Snow on Palomar Mountain from a storm in 2018. File photo courtesy UCSD HPWREN network

A storm system is expected to spread rain and high-elevation snow from north to south across Southern California beginning early Sunday morning, the National Weather Service said.

“A cold, winter storm system will push into Southern California today, with widespread rain and high-elevation snow,” the weather service said. “A cold front associated with the storm will also help to generate strong south-to-southwest winds, shifting to west later in the day.”

The agency said parts of Los Angeles County had already received an inch of rain early Sunday, with showers expected to begin in San Diego County by 8 a.m.

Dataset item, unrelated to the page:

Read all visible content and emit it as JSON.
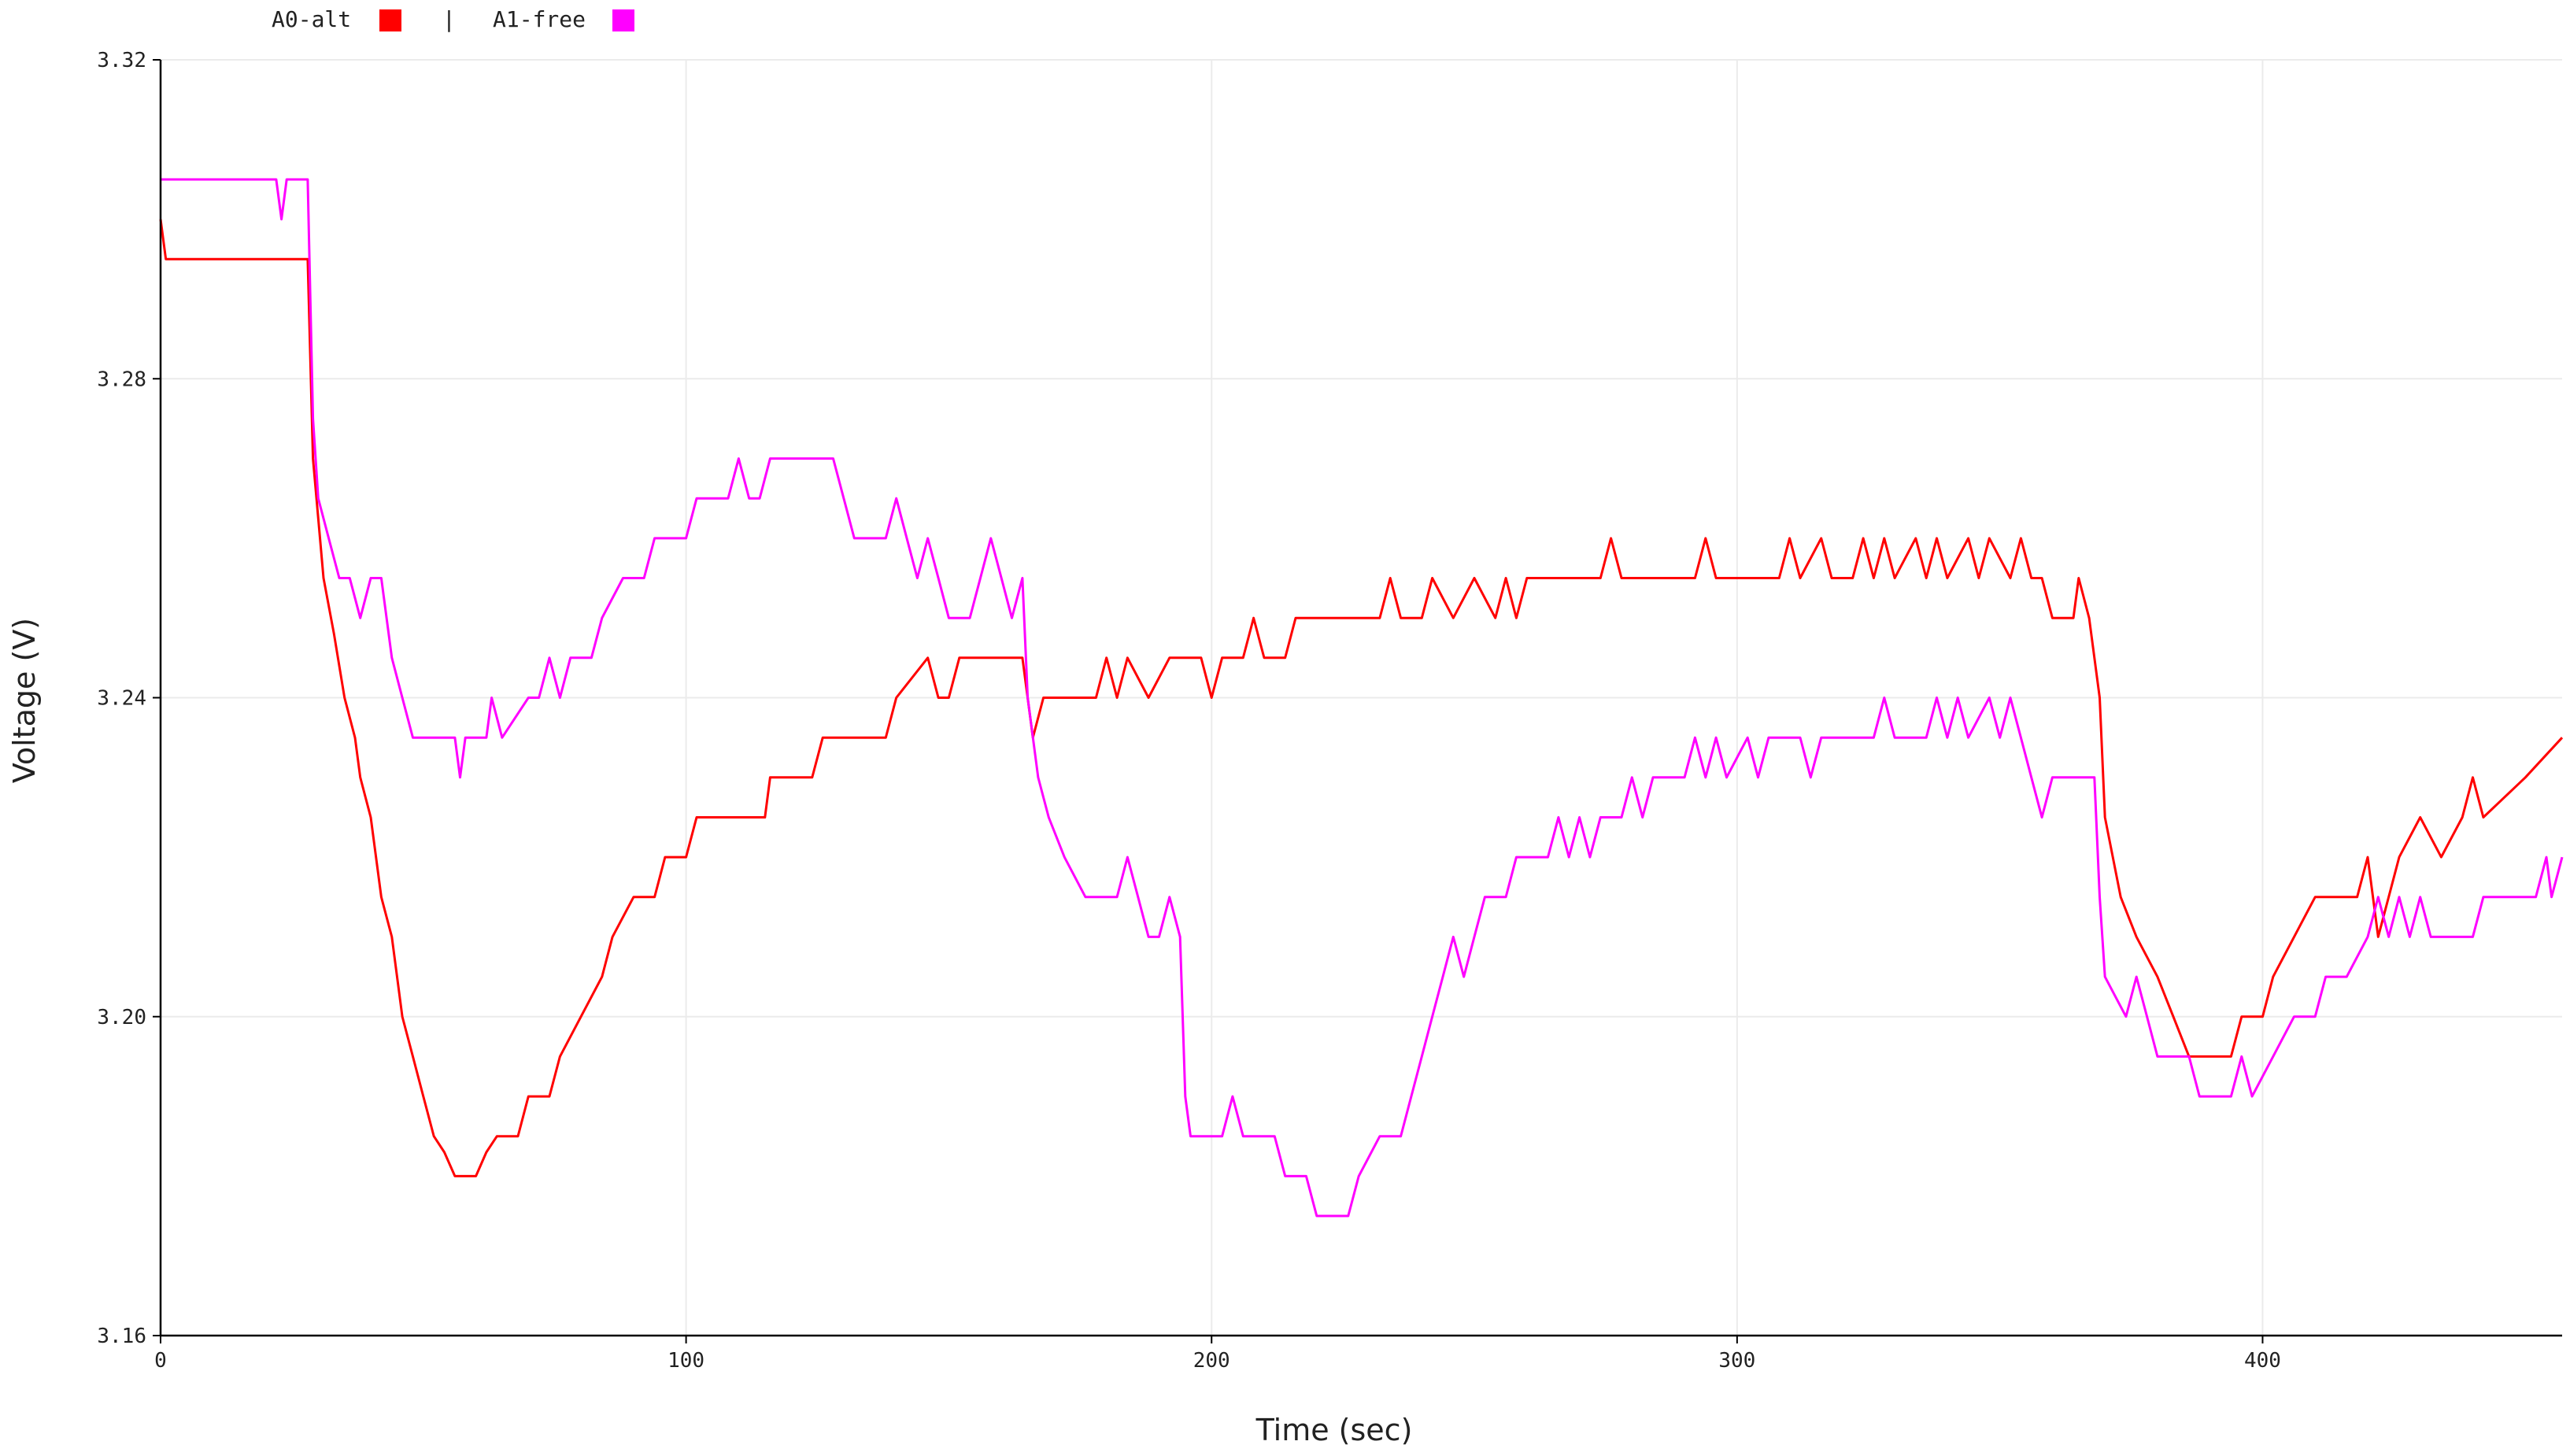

The snow level in the county mountains will start around 5,000 feet and drop to 4,000 feet as the storm progresses.

Highs on Sunday will be in the upper 50s along the coast and in the western valleys, the lower 50s near the foothills, the mid 40s in the mountains and mid 60s in the deserts.

A swell of 7-9 feet at 12-14 second periods was expected to arrive at the beaches Sunday. This may lead to wave sets of up to 7 feet on some of the west-facing beaches Monday and Tuesday, as well as enhanced risks for rip currents.

A small craft advisory was issued for 1 a.m. Sunday to 4 p.m. Monday in coastal waters from San Mateo Point to the Mexican border, and out to 30 nautical miles from San Mateo Point to the Mexican border extending 30 to 60 nautical miles out including San Clemente Island.

The storm is expected to exit to the east Monday night, but colder than normal weather was predicted to continue through midweek.